I still love my V10, but the truck that surrounds it is starting to get on my nerves. It's still under warranty luckily, but it has been back to the dealer eight times in the last five months. Everything seems to be going wrong other than the engine itself minus two new manifolds.


----------



## RobbieB (Feb 9, 2008)

hydro_37;536461 said:


> The blowing plug deal is way blown out of proportion. With proper maintenence the V-10 is a great motor. Leave the plugs in for over 60K and you may have a problem.


I agree. With my 3 early V10 motors I have never blown a plug out. Alot I think has to do with people changing plugs when the engine's cold and that will screw up the threads.
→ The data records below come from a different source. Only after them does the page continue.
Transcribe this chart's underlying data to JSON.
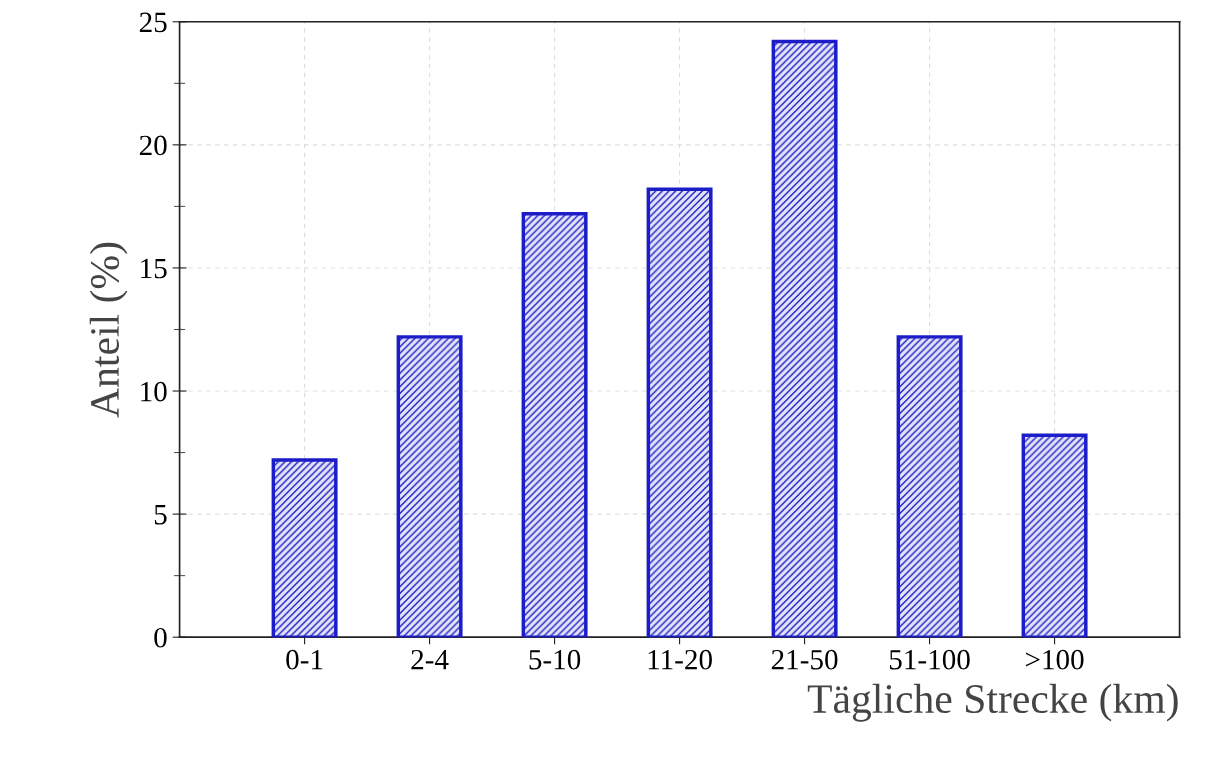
{
  "chart_data": {
    "type": "bar",
    "xlabel": "Tägliche Strecke (km)",
    "ylabel": "Anteil (%)",
    "categories": [
      "0-1",
      "2-4",
      "5-10",
      "11-20",
      "21-50",
      "51-100",
      ">100"
    ],
    "values": [
      7.2,
      12.2,
      17.2,
      18.2,
      24.2,
      12.2,
      8.2
    ],
    "color": "#1c1cc8",
    "ylim": [
      0,
      25
    ],
    "yticks": [
      0,
      {
        "value": 2.5,
        "label": null
      },
      5,
      {
        "value": 7.5,
        "label": null
      },
      10,
      {
        "value": 12.5,
        "label": null
      },
      15,
      {
        "value": 17.5,
        "label": null
      },
      20,
      {
        "value": 22.5,
        "label": null
      },
      25
    ],
    "grid": true
  }
}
Then they blow out.


----------



## droptine (Jul 6, 2007)

*Downside of diesel*

What are the costs of oil changes, fuel filters, and turbo maintenance in diesels? My v10 oil change is $25.00, F/F $11.00 doing the work myself. Unless your business pays the extra $7000.00 for a diesel. its not worth it to the little guy.


----------



## PremierLand (Jun 11, 2004)

I was happy until I started having problems with it once I started working it (2000 ford f350 v10 4x4 dulley dump, 60k miles).
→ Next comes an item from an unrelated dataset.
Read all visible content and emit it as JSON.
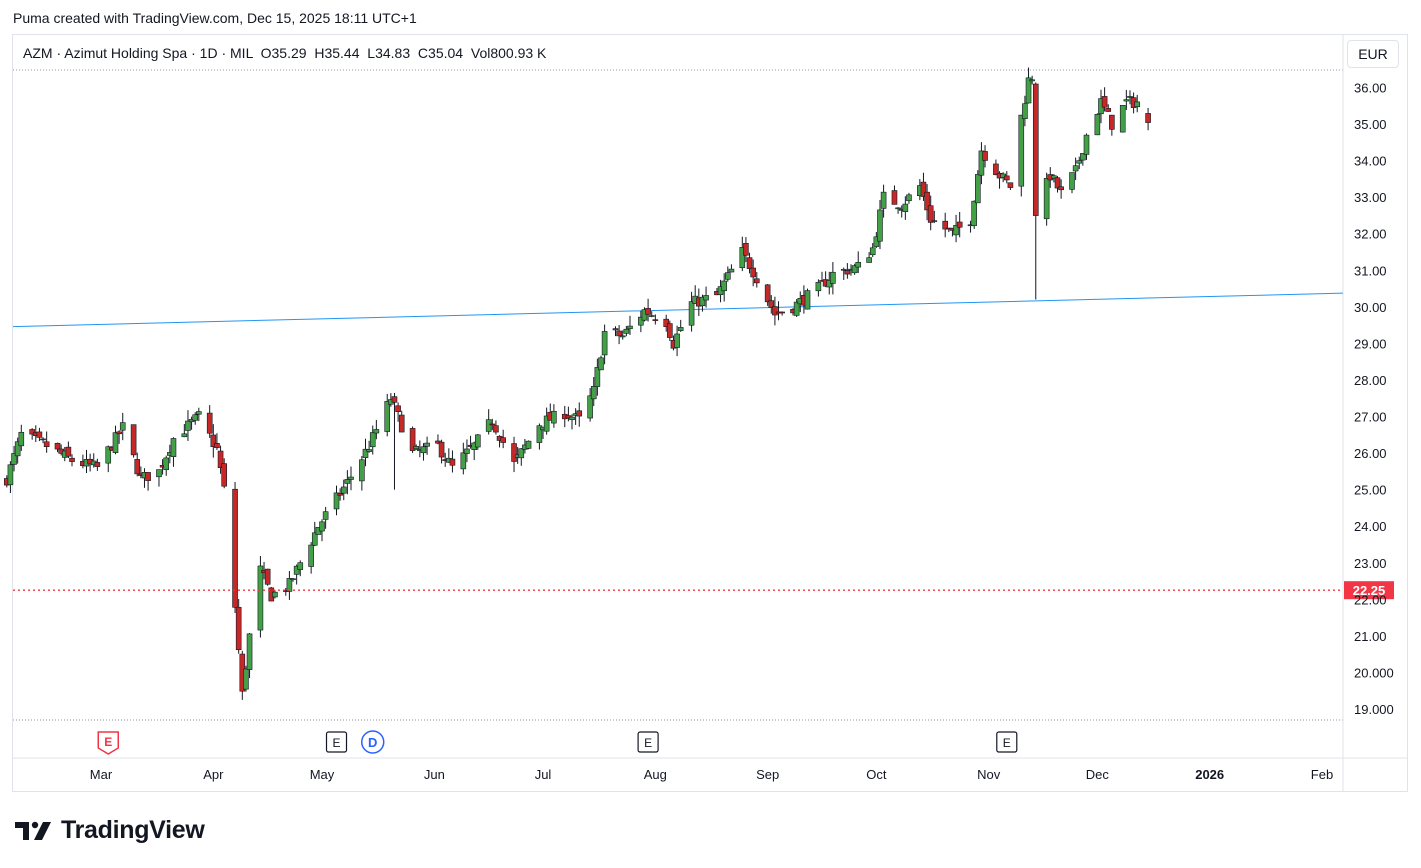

Chevy next time for a small dump truck. I have had 2 chevy's with double the miles and half the problems than this ford. Lets just hope its all fixed now ($2,500 in the past 3 months in problems)
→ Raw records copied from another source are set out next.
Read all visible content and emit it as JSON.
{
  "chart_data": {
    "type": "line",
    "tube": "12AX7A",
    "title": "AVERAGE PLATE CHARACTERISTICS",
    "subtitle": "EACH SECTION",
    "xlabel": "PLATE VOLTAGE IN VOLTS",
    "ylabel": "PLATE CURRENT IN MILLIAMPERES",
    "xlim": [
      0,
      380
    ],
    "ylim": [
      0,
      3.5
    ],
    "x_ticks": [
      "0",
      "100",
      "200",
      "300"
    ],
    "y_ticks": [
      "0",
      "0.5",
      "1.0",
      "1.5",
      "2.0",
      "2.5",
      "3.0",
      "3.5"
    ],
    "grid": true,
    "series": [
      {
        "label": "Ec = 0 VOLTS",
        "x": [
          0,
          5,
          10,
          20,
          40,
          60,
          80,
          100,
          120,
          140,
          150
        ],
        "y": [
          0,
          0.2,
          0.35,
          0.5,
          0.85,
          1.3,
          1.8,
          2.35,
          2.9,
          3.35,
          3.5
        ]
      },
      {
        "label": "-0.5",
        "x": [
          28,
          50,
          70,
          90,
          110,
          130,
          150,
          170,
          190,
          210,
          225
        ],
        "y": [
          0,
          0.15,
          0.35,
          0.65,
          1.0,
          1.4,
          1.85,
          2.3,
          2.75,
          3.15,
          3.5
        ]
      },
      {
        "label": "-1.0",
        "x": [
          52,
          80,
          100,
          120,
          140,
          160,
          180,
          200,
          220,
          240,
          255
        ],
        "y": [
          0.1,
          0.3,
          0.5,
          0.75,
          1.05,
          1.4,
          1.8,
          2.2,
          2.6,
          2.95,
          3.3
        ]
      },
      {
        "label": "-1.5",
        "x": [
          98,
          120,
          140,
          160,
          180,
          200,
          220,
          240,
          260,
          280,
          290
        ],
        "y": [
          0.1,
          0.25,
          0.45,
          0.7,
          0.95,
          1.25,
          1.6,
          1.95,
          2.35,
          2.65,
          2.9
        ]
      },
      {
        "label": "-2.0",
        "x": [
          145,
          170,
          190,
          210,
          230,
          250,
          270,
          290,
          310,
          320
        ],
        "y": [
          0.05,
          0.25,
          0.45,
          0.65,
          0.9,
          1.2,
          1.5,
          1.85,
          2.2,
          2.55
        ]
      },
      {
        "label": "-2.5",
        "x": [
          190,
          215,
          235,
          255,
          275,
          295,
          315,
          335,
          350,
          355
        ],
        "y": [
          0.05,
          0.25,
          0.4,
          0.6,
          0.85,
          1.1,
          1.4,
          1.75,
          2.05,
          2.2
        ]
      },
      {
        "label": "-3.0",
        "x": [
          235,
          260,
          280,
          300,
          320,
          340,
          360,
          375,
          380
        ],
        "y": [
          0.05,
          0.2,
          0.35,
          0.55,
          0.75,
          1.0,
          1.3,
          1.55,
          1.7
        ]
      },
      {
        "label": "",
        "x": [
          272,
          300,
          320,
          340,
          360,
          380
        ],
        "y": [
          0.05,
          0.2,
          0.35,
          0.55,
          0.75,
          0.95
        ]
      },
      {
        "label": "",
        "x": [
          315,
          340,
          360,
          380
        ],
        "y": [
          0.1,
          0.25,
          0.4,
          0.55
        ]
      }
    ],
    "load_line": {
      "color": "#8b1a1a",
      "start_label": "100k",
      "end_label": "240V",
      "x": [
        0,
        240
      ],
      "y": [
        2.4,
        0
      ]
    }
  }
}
anyway, i dont want to turn this into a chevy vs ford vs dodge, i am just giving my expierences. BTW: I am a freak about preventative maintenance.


----------



## ducatirider944 (Feb 25, 2008)

Go with the V-10 over the 5.4 if your going gas. You will get the same mileage empty but better mileage pulling with the V-10. 5.4L will be working all the time even if your empty. V-10 will last longer because it isn't even breaking a sweat when your empty. If you pull a lot of weight on a regular basis, go diesel and swallow the fuel cost. You live on a farm, see any real gas tractors anymore? Why is that? Once you own a diesel truck and you pull a lot, like I do, you will never own a gas again. If I didn't pull 20K # on a regular basis, I would go back to a V-10 without even thinking about it,


----------